By Phoebe Weinstein '22

Ideally, I would hope to change the system in other ways (Photo Credit: Los Angeles Sentinel)

To approach the question of Presidential Nominee Joe Biden packing the courts, we must deconstruct the answer into three comprehensive components: 1) Could he? 2) Do I want that to happen? 3) Should he?

Let’s begin with 1) Could he? Theoretically, yes. If elected president, Biden would have to keep Democrats in control of the House of Representatives and overtake the Senate, reversing the heavily Republican rhetoric of the last four years of government, to achieve majority votes in favor of Court-expanding legislation and subsequent justice appointments. The election of 2020 itself could still go either way; the other requirements for this action are likely a long way off and the chances of success difficult to predict. The Supreme Court has expanded multiple times—in 1863, at ten justices, in 1866, to seven justices, and in 1869, resting at nine—but not for a long while. Biden is an experienced politician with a favor for the traditional structures; he hasn’t committed to expanding or not expanding the Supreme Court.

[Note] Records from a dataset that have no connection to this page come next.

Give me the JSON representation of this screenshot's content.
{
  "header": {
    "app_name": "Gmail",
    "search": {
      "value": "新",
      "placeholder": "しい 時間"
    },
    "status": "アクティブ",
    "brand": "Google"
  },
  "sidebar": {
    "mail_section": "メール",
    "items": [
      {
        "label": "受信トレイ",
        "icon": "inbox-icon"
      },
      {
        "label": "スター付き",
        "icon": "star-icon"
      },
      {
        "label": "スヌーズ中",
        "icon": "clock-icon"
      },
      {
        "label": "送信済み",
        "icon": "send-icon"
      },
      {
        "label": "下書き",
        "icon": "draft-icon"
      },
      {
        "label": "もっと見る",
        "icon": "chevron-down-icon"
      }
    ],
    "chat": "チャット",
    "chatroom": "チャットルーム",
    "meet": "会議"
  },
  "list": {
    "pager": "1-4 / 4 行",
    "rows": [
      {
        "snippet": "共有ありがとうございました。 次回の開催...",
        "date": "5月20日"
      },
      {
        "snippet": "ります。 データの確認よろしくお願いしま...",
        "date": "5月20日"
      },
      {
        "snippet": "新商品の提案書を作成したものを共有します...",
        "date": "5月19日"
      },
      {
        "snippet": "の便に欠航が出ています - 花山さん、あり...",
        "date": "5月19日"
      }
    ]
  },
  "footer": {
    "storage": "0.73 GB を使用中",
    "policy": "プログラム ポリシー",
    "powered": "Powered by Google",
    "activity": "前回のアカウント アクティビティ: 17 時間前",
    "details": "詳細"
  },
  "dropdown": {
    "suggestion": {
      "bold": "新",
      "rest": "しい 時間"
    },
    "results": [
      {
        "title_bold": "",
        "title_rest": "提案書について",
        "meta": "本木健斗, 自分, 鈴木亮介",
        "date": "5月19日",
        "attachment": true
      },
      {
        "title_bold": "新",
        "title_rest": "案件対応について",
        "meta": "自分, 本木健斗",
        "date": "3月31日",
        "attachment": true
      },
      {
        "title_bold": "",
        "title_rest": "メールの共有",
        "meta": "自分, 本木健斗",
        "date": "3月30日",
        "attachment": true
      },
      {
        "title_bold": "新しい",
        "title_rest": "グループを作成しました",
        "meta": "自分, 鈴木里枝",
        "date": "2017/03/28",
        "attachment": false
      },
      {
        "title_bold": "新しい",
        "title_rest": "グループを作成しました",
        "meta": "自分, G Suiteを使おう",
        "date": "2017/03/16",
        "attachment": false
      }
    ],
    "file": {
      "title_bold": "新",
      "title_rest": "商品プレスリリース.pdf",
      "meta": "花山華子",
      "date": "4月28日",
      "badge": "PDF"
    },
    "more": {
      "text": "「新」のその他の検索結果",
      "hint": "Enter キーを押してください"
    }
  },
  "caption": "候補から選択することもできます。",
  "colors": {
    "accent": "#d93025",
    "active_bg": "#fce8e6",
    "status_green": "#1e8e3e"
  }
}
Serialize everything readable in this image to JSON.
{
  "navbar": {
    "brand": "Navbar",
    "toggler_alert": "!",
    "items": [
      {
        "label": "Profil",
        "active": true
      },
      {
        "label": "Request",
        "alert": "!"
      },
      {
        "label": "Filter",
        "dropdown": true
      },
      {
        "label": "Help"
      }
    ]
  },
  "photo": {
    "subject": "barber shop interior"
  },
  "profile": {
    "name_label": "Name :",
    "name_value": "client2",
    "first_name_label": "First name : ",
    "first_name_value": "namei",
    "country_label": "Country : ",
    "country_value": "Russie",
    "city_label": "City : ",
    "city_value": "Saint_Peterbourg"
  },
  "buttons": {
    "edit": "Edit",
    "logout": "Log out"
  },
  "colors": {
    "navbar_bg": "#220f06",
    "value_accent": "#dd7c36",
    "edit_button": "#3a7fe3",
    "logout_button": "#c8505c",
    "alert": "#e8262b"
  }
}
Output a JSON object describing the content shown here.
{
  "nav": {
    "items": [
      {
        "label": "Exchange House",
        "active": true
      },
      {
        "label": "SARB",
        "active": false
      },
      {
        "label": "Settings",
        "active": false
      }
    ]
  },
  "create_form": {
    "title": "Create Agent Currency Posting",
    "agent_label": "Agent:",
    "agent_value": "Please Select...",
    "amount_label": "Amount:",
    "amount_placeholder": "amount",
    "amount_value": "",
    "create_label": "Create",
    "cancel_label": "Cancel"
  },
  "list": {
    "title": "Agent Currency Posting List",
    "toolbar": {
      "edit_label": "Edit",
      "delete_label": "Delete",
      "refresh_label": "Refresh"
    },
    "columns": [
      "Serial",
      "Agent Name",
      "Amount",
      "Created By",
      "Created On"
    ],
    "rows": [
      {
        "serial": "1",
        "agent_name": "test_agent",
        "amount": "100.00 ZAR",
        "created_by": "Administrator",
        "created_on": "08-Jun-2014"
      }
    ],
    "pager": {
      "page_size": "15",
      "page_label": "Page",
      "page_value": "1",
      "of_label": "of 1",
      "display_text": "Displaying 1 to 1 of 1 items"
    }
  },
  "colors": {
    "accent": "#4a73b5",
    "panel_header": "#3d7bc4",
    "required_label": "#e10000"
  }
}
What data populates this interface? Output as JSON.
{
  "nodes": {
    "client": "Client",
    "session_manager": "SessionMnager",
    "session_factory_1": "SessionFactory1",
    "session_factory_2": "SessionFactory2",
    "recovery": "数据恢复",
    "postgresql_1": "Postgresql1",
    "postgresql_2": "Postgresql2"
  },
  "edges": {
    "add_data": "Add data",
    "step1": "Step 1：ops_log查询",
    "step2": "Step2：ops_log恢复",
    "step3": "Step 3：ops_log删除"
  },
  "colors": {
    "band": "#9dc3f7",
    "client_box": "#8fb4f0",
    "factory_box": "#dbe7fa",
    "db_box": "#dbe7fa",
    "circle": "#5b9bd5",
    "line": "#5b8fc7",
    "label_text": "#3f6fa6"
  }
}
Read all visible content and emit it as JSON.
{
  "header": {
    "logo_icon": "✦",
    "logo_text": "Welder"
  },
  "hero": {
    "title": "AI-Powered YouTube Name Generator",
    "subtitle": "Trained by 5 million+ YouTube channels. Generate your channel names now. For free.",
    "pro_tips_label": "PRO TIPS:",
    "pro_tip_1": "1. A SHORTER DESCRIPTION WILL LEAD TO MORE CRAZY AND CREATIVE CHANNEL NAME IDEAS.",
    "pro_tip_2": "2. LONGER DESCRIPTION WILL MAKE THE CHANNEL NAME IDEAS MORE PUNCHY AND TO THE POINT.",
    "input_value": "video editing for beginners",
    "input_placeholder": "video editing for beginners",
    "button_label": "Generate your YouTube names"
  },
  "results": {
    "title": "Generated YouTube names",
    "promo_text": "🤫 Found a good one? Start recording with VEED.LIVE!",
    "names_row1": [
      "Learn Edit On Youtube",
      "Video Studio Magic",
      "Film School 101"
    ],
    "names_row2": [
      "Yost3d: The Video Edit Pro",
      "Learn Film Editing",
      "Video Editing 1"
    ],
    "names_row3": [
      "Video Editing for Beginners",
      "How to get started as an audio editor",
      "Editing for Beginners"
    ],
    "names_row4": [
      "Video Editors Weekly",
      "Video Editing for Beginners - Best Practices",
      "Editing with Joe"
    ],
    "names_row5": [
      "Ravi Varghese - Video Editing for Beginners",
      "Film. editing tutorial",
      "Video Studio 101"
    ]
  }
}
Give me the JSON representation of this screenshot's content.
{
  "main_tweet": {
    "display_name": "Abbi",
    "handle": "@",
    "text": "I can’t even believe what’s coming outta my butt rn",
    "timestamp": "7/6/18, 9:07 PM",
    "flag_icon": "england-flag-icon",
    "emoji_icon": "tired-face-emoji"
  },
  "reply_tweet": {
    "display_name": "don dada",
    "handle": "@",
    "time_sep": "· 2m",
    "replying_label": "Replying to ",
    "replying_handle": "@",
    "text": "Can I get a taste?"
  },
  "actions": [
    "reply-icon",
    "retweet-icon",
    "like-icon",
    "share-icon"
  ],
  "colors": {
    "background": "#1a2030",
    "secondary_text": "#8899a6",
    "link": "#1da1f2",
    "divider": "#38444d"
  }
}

Next, 2) Do I want that to happen? Short answer: yes. My political beliefs align far more with Biden’s platform than with those of President Donald Trump. I would prefer decisions that I consider fairer and representative of Americans and would therefore prefer a diluting of the conservative vote. I believe that the current justices do not necessarily represent America’s youth or the values of many Americans, especially minorities. Keeping justices appointed all their lives leaves us with obsolete decisions being made in the Court. I also believe that to pack the Court in favor of more Democrats would dilute the conservative vote, which would effectively further depoliticize the Supreme Court simply by balancing the political representation a bit more and trying to neutralize the decisions.

3) Should he? This is the most complicated question for me to answer because, as I mentioned, I align much more with Biden’s platform than Trump’s. To respond as politically bipartisan as possible, no, I do not think, if elected to the presidency, Biden should pack the Court. The Supreme Court’s system of appointment is deeply flawed. In my opinion, judges should rotate; lifetime appointment sets this country up for misrepresentation and outdated judgments. Packing the courts also delegitimizes the Court. The late Justice Ruth Bader Ginsburg and Senator Bernie Sanders (D-VT) both spoke out in opposition of packing for similar reasons. The most recent Supreme Court Justices by Trump were appointed amidst extremely partisan, polarized, and divisive conditions. The legitimacy of Trump’s presidency has itself been called into question—especially regarding the popular vs. electoral vote—and the Supreme Court appointments were barely approved.

Essentially, I would hope that the unfair circumstances of Trump’s appointees would be balanced out by Biden’s Supreme Court-packing. However, this further delegitimizes the Supreme Court; this is a broken system. On first thought, I would want Biden to pack the Court. Upon further contemplation, I can’t politically support it. Ideally, however, I would hope to change the system in other ways.